No parecer, a PGR afirmou que todas as teses de nulidade apresentadas pela defesa do ex-presidente já foram julgadas improcedentes pelas instâncias inferiores da Justiça e mostram mero inconformismo com as decisões de Moro. “Assim, inviável a declaração de nulidade de todos os atos praticados no curso da ação penal processada e julgada pelo Juízo Criminal Federal de Curitiba, que se manteve imparcial durante toda a marcha processual”, afirmou a procuradoria.

Na ação penal, que é presidida por Moro, na 13ª Vara Federal em Curitiba, Lula é acusado pelo Ministério Público Federal (MPF) de receber como vantagens indevidas reformas realizadas no Sítio Santa Bárbara, em Atibaia (SP), frequentado pela família do ex-presidente.
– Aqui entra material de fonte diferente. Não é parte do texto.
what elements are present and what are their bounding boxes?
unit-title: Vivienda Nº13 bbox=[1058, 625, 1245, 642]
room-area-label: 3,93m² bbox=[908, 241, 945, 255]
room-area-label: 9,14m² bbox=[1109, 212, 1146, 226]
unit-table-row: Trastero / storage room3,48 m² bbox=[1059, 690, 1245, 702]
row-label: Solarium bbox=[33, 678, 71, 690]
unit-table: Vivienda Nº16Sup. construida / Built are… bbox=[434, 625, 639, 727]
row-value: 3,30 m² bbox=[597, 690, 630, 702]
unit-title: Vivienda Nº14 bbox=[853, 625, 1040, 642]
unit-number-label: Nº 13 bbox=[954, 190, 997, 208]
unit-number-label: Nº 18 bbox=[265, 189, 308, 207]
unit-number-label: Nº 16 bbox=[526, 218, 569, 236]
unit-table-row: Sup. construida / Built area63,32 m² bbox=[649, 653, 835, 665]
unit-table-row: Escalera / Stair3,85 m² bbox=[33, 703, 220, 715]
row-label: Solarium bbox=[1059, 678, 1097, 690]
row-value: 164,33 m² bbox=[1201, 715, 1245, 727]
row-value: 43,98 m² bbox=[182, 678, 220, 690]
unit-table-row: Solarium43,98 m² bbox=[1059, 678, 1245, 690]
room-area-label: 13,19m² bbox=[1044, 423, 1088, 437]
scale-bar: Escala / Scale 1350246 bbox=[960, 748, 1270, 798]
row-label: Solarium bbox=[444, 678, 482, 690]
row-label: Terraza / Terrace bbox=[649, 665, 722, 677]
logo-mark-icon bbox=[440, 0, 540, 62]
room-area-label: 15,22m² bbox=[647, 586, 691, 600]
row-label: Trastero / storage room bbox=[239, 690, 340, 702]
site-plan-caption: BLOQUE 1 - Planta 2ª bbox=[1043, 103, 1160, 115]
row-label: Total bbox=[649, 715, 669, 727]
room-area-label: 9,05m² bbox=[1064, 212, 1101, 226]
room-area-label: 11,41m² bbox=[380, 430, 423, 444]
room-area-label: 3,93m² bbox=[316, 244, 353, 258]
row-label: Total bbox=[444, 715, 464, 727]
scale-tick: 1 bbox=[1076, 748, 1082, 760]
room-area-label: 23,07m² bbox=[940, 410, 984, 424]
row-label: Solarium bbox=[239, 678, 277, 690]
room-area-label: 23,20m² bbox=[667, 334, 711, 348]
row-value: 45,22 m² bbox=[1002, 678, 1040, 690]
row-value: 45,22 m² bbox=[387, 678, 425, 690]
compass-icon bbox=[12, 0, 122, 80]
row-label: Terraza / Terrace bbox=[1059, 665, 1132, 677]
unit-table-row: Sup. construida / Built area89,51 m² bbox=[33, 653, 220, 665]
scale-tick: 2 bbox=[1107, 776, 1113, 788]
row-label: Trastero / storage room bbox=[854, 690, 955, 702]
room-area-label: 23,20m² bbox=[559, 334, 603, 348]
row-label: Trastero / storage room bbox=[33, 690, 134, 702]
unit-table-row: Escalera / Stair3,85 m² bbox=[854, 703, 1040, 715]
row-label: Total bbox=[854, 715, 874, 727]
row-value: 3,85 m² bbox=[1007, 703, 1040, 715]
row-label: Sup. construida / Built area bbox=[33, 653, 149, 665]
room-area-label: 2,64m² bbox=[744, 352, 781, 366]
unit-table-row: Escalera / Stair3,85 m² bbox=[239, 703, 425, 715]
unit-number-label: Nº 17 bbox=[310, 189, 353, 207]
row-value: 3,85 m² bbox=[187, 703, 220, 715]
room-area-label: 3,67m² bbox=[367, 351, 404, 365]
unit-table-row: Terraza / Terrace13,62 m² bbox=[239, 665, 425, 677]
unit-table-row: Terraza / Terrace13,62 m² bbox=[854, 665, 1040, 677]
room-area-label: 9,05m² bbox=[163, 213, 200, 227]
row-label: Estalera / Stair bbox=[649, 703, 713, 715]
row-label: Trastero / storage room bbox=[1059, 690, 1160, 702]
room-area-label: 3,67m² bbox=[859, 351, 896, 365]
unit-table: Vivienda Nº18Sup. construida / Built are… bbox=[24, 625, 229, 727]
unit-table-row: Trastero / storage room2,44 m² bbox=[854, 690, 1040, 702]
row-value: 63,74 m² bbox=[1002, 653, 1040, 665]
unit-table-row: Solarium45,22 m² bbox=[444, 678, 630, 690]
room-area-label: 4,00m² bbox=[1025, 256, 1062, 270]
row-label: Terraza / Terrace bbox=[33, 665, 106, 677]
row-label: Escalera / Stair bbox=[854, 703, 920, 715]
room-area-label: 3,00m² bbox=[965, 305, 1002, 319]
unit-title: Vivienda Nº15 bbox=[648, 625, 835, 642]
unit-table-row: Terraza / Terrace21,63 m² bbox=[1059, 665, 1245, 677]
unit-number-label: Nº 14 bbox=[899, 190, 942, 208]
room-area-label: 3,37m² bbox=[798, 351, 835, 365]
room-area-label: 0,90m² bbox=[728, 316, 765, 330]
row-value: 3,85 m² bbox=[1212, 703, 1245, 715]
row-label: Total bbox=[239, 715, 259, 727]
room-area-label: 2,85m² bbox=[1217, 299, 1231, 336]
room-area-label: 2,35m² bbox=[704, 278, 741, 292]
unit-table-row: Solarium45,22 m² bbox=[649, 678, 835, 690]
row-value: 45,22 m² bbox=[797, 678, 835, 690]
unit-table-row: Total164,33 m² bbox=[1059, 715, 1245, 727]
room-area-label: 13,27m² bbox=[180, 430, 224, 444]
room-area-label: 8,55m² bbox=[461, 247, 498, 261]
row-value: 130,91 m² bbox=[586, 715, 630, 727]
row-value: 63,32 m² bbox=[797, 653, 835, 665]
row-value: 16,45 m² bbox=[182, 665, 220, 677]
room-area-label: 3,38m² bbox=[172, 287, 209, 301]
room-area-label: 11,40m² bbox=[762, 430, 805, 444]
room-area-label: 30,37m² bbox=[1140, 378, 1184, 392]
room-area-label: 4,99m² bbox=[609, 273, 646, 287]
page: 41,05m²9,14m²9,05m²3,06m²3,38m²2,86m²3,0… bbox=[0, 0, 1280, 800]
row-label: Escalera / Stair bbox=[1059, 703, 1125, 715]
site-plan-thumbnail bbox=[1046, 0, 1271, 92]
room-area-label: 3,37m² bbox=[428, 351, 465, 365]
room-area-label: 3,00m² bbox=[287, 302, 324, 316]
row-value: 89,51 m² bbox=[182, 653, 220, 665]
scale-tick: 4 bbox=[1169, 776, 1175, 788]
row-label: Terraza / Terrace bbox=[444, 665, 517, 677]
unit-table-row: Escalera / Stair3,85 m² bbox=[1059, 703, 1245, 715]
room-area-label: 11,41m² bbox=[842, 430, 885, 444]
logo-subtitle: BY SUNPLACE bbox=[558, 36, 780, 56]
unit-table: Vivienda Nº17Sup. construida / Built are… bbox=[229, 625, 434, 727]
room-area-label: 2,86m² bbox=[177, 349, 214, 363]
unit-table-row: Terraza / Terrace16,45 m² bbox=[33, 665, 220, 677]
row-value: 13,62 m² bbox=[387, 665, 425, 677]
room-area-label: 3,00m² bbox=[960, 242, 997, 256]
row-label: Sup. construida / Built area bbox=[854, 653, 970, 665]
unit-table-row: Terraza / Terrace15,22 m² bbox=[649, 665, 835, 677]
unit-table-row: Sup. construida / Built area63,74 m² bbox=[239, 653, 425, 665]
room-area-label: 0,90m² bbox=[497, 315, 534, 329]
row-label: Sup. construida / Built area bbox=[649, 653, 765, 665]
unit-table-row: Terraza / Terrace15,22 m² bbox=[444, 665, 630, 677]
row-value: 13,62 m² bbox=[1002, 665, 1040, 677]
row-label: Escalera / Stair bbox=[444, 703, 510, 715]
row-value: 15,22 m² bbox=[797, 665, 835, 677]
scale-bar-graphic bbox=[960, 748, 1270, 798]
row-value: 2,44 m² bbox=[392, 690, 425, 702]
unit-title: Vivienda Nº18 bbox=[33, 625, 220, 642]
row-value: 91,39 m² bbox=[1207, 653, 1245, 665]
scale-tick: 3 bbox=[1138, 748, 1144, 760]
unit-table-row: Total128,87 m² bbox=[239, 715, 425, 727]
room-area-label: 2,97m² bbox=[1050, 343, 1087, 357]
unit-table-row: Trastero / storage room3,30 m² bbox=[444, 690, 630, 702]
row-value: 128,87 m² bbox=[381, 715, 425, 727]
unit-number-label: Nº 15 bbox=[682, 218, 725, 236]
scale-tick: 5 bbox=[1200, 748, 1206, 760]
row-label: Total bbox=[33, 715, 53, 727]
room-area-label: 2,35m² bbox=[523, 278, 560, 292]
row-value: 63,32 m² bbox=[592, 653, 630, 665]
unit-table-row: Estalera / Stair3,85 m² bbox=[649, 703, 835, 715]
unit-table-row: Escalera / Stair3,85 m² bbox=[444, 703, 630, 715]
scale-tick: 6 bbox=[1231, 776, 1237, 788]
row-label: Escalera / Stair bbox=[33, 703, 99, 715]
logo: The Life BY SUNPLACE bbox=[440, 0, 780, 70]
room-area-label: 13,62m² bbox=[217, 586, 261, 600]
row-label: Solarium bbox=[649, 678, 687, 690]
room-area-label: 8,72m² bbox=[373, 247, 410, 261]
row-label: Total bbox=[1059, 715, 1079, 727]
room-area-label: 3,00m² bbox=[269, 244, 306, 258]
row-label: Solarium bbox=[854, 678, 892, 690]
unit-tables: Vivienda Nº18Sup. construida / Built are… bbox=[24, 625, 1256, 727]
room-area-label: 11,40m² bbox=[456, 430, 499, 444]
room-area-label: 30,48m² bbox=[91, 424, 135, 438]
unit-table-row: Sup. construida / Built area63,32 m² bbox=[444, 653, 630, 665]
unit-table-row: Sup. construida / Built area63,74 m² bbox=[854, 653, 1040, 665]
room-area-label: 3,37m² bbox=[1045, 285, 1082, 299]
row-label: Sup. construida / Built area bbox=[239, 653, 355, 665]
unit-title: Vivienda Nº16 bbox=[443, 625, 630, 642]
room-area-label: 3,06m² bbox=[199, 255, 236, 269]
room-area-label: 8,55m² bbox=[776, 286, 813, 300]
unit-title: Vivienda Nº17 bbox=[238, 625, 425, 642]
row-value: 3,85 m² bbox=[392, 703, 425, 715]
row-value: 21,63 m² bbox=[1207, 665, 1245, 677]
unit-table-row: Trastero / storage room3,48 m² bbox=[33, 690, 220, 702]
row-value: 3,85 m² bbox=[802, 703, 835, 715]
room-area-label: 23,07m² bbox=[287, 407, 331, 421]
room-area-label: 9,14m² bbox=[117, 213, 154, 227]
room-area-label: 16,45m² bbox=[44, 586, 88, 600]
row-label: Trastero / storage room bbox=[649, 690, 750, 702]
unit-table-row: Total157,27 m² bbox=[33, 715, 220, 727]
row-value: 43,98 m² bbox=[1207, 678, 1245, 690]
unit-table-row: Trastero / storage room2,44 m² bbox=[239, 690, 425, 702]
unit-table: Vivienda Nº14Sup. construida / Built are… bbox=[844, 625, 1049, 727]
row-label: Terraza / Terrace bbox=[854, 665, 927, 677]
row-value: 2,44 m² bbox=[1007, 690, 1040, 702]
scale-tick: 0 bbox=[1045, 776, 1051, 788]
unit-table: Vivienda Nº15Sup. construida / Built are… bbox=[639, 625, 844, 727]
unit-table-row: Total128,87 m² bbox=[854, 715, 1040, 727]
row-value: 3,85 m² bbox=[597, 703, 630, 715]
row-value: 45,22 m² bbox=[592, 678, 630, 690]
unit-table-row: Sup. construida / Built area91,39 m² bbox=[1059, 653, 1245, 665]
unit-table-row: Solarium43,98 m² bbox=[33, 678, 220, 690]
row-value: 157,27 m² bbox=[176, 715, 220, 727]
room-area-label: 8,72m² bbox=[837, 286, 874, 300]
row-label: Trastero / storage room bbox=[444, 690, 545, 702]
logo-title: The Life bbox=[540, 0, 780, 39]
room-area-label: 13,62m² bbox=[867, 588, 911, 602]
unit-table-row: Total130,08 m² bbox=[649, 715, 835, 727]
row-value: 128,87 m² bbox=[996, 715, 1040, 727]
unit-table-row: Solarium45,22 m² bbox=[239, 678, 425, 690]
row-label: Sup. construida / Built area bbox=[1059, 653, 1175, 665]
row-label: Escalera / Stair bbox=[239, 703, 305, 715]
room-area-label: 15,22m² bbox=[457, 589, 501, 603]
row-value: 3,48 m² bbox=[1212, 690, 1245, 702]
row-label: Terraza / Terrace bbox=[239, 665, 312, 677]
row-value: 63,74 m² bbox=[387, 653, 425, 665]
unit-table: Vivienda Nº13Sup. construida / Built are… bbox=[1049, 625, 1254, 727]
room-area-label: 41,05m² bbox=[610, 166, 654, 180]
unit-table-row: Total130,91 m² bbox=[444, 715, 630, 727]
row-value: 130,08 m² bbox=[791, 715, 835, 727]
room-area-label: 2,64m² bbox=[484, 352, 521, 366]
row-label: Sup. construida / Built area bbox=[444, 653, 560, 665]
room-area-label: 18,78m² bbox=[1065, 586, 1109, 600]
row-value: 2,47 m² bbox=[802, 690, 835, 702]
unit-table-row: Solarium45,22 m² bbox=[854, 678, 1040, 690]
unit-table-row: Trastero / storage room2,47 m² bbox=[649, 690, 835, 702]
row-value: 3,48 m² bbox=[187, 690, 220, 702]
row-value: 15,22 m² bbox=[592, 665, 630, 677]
No laudo elaborado pela Polícia Federal, em 2016, sobre o sítio de Atibaia, os peritos citam as obras que foram realizadas, entre elas a de uma cozinha avaliada em R$ 252 mil. A estimativa é de que tenha sido gasto um valor de cerca de R$ 1,7 milhão, somando a compra do sítio (R$ 1,1 milhão) e a reforma (R$ 544,8 mil).

A defesa de Lula sustenta que o ex-presidente não é proprietário do sítio.